When a friend telephoned Pol Martin in the middle of her dinner party to lament the failed meal she was preparing, he told his panic-stricken friend to leave the back door open. He hurried over to her house, swept in unnoticed and deftly rescued the feast she had been attempting to orchestrate. The dinner party was a hit and none of the guests had the slightest clue that the meal had been created by one of North America's most celebrated chefs.
Although Mr. Martin could not make house calls to every cook in a crisis, he was welcomed into kitchens across North America, via his culinary television shows and the more than 30 cookbooks he authored. His sage advice about meal preparation centred on the basics. With proper guidance, good cooking is very simple, he said. "The more fun you have in the kitchen, the more you will want to try."
Born Pol Halna du Fretay in Brittany, he was the son of an aristocratic French military officer. He grew up in a castle which he once almost set ablaze through an early attempt at cooking. He studied to become a chef at the École hôtelière de Paris and emigrated to Canada in 1954. He crossed the country working in the kitchens of the Canadian Pacific Hotel chain, before he was hired as a saucier at the Four Seasons Hotel in Manhattan. In 1967, he moved to Montreal where he managed the once chic and now-defunct restaurant, Mother Martin's. It was during his tenure there that he came to be known as Pol Martin. He said that his new name suited his adopted country, noting that Halna du Fretay was too high-brow for Canadian tastes.

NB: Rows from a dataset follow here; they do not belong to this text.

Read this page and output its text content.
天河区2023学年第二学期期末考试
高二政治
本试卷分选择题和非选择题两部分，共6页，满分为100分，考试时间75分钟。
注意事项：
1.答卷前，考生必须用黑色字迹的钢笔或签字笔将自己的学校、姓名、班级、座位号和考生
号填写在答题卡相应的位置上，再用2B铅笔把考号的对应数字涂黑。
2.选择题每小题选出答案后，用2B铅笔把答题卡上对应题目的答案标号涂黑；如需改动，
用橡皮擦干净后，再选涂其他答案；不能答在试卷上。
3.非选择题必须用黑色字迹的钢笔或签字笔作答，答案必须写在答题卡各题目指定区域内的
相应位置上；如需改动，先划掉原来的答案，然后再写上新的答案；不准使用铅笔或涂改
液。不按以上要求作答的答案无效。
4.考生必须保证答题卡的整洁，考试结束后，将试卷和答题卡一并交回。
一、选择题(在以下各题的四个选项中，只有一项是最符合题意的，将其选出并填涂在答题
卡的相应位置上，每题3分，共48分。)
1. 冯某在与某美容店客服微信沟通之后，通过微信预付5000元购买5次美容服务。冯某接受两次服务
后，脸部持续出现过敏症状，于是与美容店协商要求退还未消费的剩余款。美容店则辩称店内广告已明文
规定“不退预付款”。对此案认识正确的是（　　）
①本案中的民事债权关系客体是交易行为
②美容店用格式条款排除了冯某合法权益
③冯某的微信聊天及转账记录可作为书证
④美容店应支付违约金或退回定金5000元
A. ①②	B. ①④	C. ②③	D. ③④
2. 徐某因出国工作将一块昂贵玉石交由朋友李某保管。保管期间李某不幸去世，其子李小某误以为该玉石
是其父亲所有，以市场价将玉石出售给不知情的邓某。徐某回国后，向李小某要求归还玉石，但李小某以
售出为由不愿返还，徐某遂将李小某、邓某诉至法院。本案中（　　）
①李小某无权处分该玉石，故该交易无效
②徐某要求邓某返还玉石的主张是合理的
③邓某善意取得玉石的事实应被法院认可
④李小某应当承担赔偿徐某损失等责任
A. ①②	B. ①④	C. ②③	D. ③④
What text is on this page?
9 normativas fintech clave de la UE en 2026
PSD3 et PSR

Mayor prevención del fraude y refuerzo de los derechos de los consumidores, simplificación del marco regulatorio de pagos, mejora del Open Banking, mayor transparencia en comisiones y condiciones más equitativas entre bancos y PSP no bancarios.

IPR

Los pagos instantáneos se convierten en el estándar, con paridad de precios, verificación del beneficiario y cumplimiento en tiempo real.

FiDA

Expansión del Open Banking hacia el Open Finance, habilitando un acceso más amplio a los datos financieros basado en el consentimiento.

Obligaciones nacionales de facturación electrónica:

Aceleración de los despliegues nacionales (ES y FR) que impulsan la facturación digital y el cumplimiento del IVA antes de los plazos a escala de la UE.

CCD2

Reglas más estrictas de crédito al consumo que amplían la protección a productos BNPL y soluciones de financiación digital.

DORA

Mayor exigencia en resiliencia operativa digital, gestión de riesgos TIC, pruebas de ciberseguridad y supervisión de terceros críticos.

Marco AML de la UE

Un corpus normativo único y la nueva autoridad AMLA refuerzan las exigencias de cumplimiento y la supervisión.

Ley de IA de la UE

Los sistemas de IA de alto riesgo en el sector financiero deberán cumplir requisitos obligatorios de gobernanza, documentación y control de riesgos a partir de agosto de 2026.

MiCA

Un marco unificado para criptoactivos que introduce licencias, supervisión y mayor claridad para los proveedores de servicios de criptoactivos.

In 1970, he began focusing on culinary education. He opened his Montreal cooking school, L'Ecole Culinaire Pol Martin, and began making appearances on French television in Quebec. In 1973, he published his first book The Art of Cooking and also hosted The Art of Cooking, a nationally broadcast CTV television program. Lighthearted, and blessed with an infectious sense of humour, his personality was a perfect fit for the small screen. In 1981, three years after the show went off the air, Mr. Martin closed his cooking school and moved to Port Credit, Ont. There, he devoted himself to writing such books as Love at First Bite and Smart and Simple Cooking while simultaneously managing two French-language culinary magazines, Télé-cuisine and Santé menu.
Mr. Martin remained a much sought-after guest on television and radio talk shows across North America. He was a huge hit on Live with Regis and Kathie Lee and is remembered today by the producer, Victoria Lang, as one of funniest chefs to appear on the show. She also liked his recipes. "Anybody can look at Easy Cooking and complete a recipe successfully. I have a lot of cookbooks, but I especially like this one."
What made his cookbooks so successful was a culinary philosophy that centred around the idea that should be mere starting points. They were not meant to be followed religiously. Mr. Martin described his recipes as dependable, simple dishes that allow cooks to improvise, so that it can be made by everyone, not just gourmets. "I have vulgarized French food," he once said during an interview.
His daughter, Melissa Halna du Fretay, said that, as a child, the kitchen had been the centre of family life. "My brother and I served the multi-course dinners that my father and mother would host at our family home in Pointe Claire. We learned early about table etiquette and hospitality. Those dinners were always joyous events in an era when a five-hour dinner was normal. Or at least it was at our house."
POL MARTIN
Pol Martin was born in Nantes, France, on Aug. 3, 1929. He died of cancer at home in Carlisle, Ont., on Sept. 16, 2007. He was 78. He is survived by his second wife, Suzanne, and by three children from a previous marriage, Melissa, Brett and Abigail.